Namun demikian, penyelidikan berikutnya yang alami untuk mengukur tekanan setelah
varikocelectomy dilakukan dalam studi lanjutan oleh penyelidik yang sama. Memang, 88%
dari 60 pasien setelah varikocelectomy menunjukkan penurunan ketegangan berat setelah
operasi, meskipun durasi periode tindak lanjut tidak disebutkan. Empat puluh dua (70%) dari
pasien asli menunjukkan ketegangan yang menurun dan parameter air mani yang membaik,
tetapi hanya 32% dari kelompok asli yang menunjukkan penurunan ketegangan berat,
meningkatkan parameter air mani, dan menghasilkan kehamilan alami. Dalam subkelompok
pasien yang dapat menunjukkan penurunan ketegangan berat, ada perbedaan signifikan
dalam peningkatan motilitas sperma ketika membandingkan kelompok yang secara alami
dapat hamil dibandingkan dengan kelompok yang tidak bisa hamil (Shafik, 1983).

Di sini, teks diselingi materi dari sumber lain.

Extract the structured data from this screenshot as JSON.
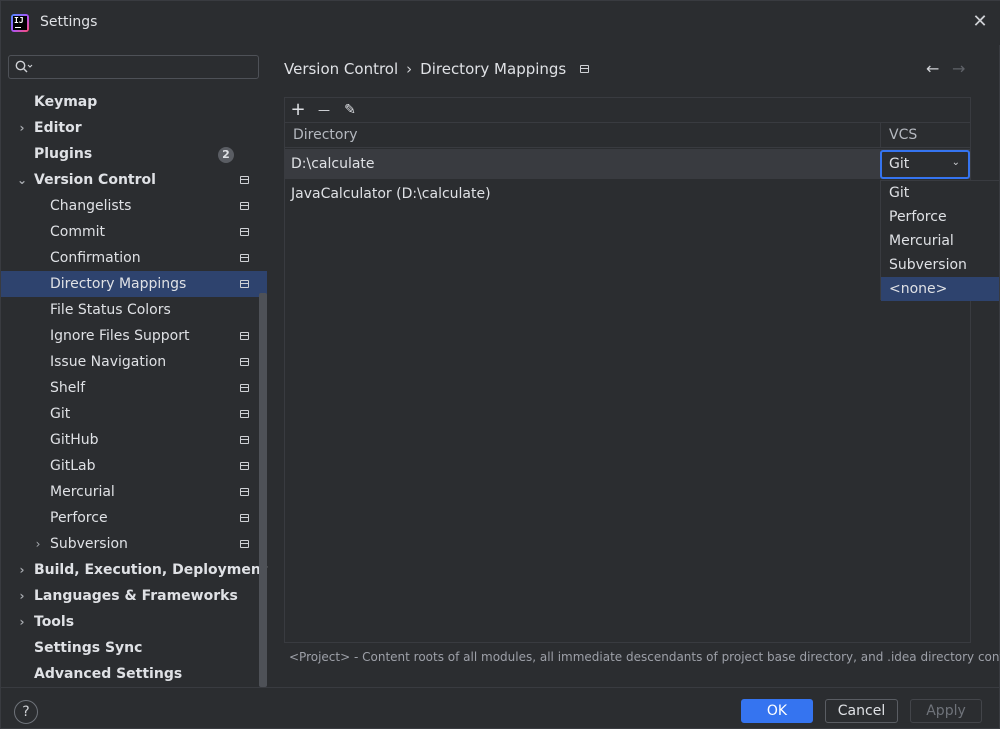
{
  "window": {
    "title": "Settings",
    "app_icon_text": "IJ"
  },
  "search": {
    "placeholder": "",
    "value": ""
  },
  "sidebar": {
    "items": [
      {
        "label": "Keymap",
        "level": 0,
        "chevron": "",
        "bold": true,
        "project": false
      },
      {
        "label": "Editor",
        "level": 0,
        "chevron": "›",
        "bold": true,
        "project": false
      },
      {
        "label": "Plugins",
        "level": 0,
        "chevron": "",
        "bold": true,
        "project": false,
        "badge": "2"
      },
      {
        "label": "Version Control",
        "level": 0,
        "chevron": "⌄",
        "bold": true,
        "project": true
      },
      {
        "label": "Changelists",
        "level": 1,
        "chevron": "",
        "bold": false,
        "project": true
      },
      {
        "label": "Commit",
        "level": 1,
        "chevron": "",
        "bold": false,
        "project": true
      },
      {
        "label": "Confirmation",
        "level": 1,
        "chevron": "",
        "bold": false,
        "project": true
      },
      {
        "label": "Directory Mappings",
        "level": 1,
        "chevron": "",
        "bold": false,
        "project": true,
        "selected": true
      },
      {
        "label": "File Status Colors",
        "level": 1,
        "chevron": "",
        "bold": false,
        "project": false
      },
      {
        "label": "Ignore Files Support",
        "level": 1,
        "chevron": "",
        "bold": false,
        "project": true
      },
      {
        "label": "Issue Navigation",
        "level": 1,
        "chevron": "",
        "bold": false,
        "project": true
      },
      {
        "label": "Shelf",
        "level": 1,
        "chevron": "",
        "bold": false,
        "project": true
      },
      {
        "label": "Git",
        "level": 1,
        "chevron": "",
        "bold": false,
        "project": true
      },
      {
        "label": "GitHub",
        "level": 1,
        "chevron": "",
        "bold": false,
        "project": true
      },
      {
        "label": "GitLab",
        "level": 1,
        "chevron": "",
        "bold": false,
        "project": true
      },
      {
        "label": "Mercurial",
        "level": 1,
        "chevron": "",
        "bold": false,
        "project": true
      },
      {
        "label": "Perforce",
        "level": 1,
        "chevron": "",
        "bold": false,
        "project": true
      },
      {
        "label": "Subversion",
        "level": 1,
        "chevron": "›",
        "bold": false,
        "project": true
      },
      {
        "label": "Build, Execution, Deployment",
        "level": 0,
        "chevron": "›",
        "bold": true,
        "project": false
      },
      {
        "label": "Languages & Frameworks",
        "level": 0,
        "chevron": "›",
        "bold": true,
        "project": false
      },
      {
        "label": "Tools",
        "level": 0,
        "chevron": "›",
        "bold": true,
        "project": false
      },
      {
        "label": "Settings Sync",
        "level": 0,
        "chevron": "",
        "bold": true,
        "project": false
      },
      {
        "label": "Advanced Settings",
        "level": 0,
        "chevron": "",
        "bold": true,
        "project": false
      }
    ]
  },
  "breadcrumb": {
    "parent": "Version Control",
    "separator": "›",
    "current": "Directory Mappings"
  },
  "nav": {
    "back": "←",
    "forward": "→"
  },
  "toolbar": {
    "add": "+",
    "remove": "—",
    "edit": "✎"
  },
  "table": {
    "columns": [
      "Directory",
      "VCS"
    ],
    "rows": [
      {
        "directory": "D:\\calculate",
        "vcs": "Git",
        "selected": true
      },
      {
        "directory": "JavaCalculator (D:\\calculate)",
        "vcs": "",
        "selected": false
      }
    ]
  },
  "vcs_combo": {
    "value": "Git",
    "options": [
      "Git",
      "Perforce",
      "Mercurial",
      "Subversion",
      "<none>"
    ],
    "highlighted": "<none>"
  },
  "footnote": "<Project> - Content roots of all modules, all immediate descendants of project base directory, and .idea directory contents",
  "buttons": {
    "help": "?",
    "ok": "OK",
    "cancel": "Cancel",
    "apply": "Apply"
  },
  "colors": {
    "accent": "#3574f0",
    "selection": "#2e436e",
    "background": "#2b2d30"
  }
}
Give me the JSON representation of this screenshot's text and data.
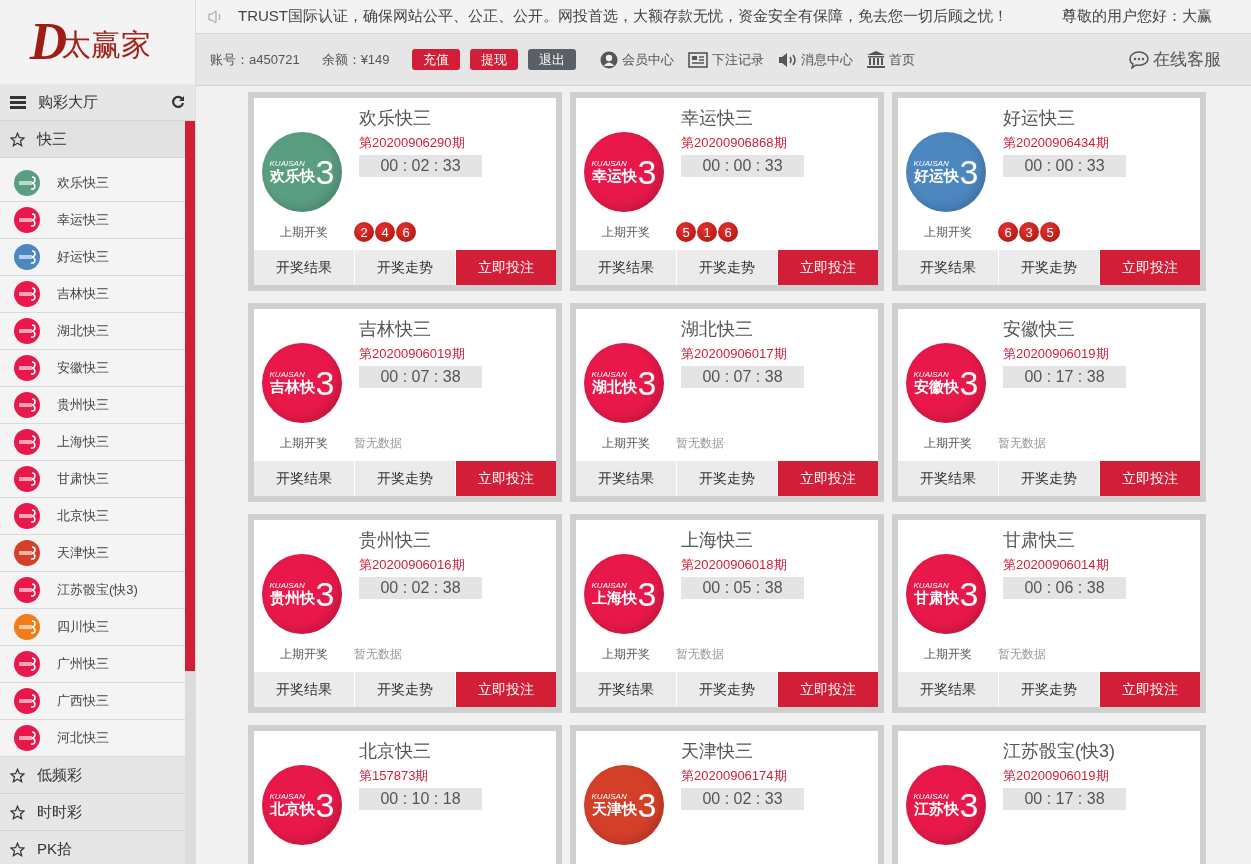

Varikokel dan refluks ginjal/adrenal

Sekitar 50% pria memiliki aliran retrograde di kiri vena sperma (Ahlberg et al., 1966). Pada
pasien dengan varikokel serta meningkatnya Tekanan Pembuluh Darah. Di sini, hipotesisnya
adalah bahwa refluks produk metabolisme dari ginjal dan / atau kelenjar adrenal (misalnya
catecholamines) hadir dalam konsentrasi yang lebih tinggi pada pria dengan varikokel, dan
bahwa ini dapat menyebabkan awalnya untuk vasokstriksi testis kronis dan akhirnya
beracun untuk fungsi testis.

Hipotesis ini belum dikonfirmasi dalam model hewan. Ketika mikrosfer berlabel
dimasukkan ke dalam vena ginjal kiri, mereka tidak muncul di testis kiri atau kanan hewan
yang telah mengalami pembentukan varikos larut kiri eksperimental (Turner dan Lopez,
1989). Selanjutnya, adrenlektomi kiri tidak menyelamatkan peningkatan suhu testis,
pengurangan kesuburan, penurunan kandungan spermatozoal epididymal dan motilitas
atau pengurangan berat testis tikus Wistar 12 minggu setelah pembentukan varikokel
(Sofikitis dan Miyagawa, 1993).

Peran refluxing steroid adrenal sebagai penyebab penurunan spermatogenesis pada


pria dengan varikokel telah disarankan (MacCleod, 1965). Pada manusia, konsentrasi rata-
rata katekolat dalam refluks darah venous testis yang diperoleh selama operasi
dibandingkan dengan darah periferal sekitar 3 kali lipat lebih tinggi, sementara dalam subjek
kontrol perbedaannya hanya sekitar 1,5 kali lipat lebih tinggi (Comhaire dan Vermeulen,
1974). Peningkatan konsentrasi katekolamin dapat ditukar dari pembuluh darah ke arteri
testis pada tingkat plexus pampiniform melalui mekanisme pertukaran arus balik,
menghasilkan peningkatan konsentrasi noradrenalin arteri testis, dan menyebabkan
vasokonstriksi arteri intratesticular; berkontribusi pada hipoksia testis. Namun, pengukuran
produk adrenal lainnya seperti kortisol dan dihydroepiandrosterone dalam vena spermatik
dibandingkan dengan darah periferal pada pasien yang tidak subur dengan varikokel belum
mengungkapkan perbedaan apa pun (Steeno et al., 1976; Sayfan dan Adam, 1978).